What’s going on?
- Berkshire Hathaway (Warren Buffett’s investment firm) was revealed to have sold off some of its Apple stock and quietly bought into three other companies.
What does that mean?
- Berkshire Hathaway was selling off some of its stake in Apple, holding on to “just” $120b worth; it also recently sold stakes in JPMorgan Chase and Wells Fargo too.
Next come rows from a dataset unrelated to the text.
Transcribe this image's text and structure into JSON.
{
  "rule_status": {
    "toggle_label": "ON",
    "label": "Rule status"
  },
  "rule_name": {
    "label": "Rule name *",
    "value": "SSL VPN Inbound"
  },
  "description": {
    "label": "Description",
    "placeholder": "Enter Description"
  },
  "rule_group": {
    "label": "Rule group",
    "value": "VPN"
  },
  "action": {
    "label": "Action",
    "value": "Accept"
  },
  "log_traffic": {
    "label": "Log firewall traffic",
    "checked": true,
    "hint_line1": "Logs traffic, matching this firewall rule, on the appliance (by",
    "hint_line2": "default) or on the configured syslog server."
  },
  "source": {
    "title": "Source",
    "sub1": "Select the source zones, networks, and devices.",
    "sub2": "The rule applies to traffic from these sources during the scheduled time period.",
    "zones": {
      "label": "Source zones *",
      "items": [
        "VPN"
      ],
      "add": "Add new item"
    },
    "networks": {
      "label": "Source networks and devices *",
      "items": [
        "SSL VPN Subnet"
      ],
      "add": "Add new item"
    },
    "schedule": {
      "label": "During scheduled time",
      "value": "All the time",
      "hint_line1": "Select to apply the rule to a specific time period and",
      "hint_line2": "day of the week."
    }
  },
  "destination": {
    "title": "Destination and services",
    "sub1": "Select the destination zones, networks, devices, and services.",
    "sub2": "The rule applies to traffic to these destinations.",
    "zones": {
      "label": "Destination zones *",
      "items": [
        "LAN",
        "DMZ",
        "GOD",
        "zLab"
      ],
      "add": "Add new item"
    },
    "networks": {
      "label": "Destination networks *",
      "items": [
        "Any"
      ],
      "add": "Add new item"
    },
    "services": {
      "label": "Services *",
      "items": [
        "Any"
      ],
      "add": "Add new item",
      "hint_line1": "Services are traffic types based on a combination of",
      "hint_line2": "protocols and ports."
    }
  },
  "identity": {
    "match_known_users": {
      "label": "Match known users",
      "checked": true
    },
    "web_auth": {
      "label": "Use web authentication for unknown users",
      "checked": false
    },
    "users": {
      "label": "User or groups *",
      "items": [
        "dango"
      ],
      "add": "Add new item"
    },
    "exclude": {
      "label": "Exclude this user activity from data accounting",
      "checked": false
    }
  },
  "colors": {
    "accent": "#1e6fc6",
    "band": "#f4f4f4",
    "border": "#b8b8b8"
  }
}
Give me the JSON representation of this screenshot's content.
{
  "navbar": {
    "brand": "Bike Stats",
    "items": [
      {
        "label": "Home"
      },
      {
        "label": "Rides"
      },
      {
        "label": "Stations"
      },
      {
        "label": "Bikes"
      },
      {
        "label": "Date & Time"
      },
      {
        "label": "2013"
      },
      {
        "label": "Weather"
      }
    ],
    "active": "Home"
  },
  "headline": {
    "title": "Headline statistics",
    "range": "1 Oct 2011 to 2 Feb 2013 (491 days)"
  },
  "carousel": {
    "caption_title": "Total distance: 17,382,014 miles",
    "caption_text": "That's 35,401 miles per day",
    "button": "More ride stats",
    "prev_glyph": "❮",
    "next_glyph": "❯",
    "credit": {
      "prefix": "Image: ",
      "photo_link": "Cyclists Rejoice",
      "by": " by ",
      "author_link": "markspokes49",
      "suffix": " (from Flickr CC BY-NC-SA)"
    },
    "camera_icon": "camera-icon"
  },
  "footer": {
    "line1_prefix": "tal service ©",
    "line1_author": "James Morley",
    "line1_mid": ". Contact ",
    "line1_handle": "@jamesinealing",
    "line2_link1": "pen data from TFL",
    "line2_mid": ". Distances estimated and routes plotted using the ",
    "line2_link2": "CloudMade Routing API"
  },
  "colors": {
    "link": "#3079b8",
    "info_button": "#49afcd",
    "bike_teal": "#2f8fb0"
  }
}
- It then instead bought into telecom giant Verizon, insurance broker Marsh & McLennan, and bruised oil major Chevron.
Why should I care?
For markets: A bellwether comes clear
- Berkshire Hathaway is a global bellwether for investors, so it might not be surprising that Verizon, Marsh & McLennan, and Chevron’s shares initially rose, while Apple, JPMorgan, and Wells Fargo’s fell at the revelation, with investor sentiment turning “very negative” on the three stocks Berkshire sold.
A bellwether stock is perceived an indicator of the direction of the market overall (either a sector or an economy
The bigger picture: The importance of portfolio rebalancing
- This reveals a lesson of the importance of rebalancing your portfolio too:
- banks have done well in the last few months,
- Apple has tripled its value since 2019).
By selling those stocks, Buffett’s business locked in some profits and made sure no industry or company shakes its portfolio too much.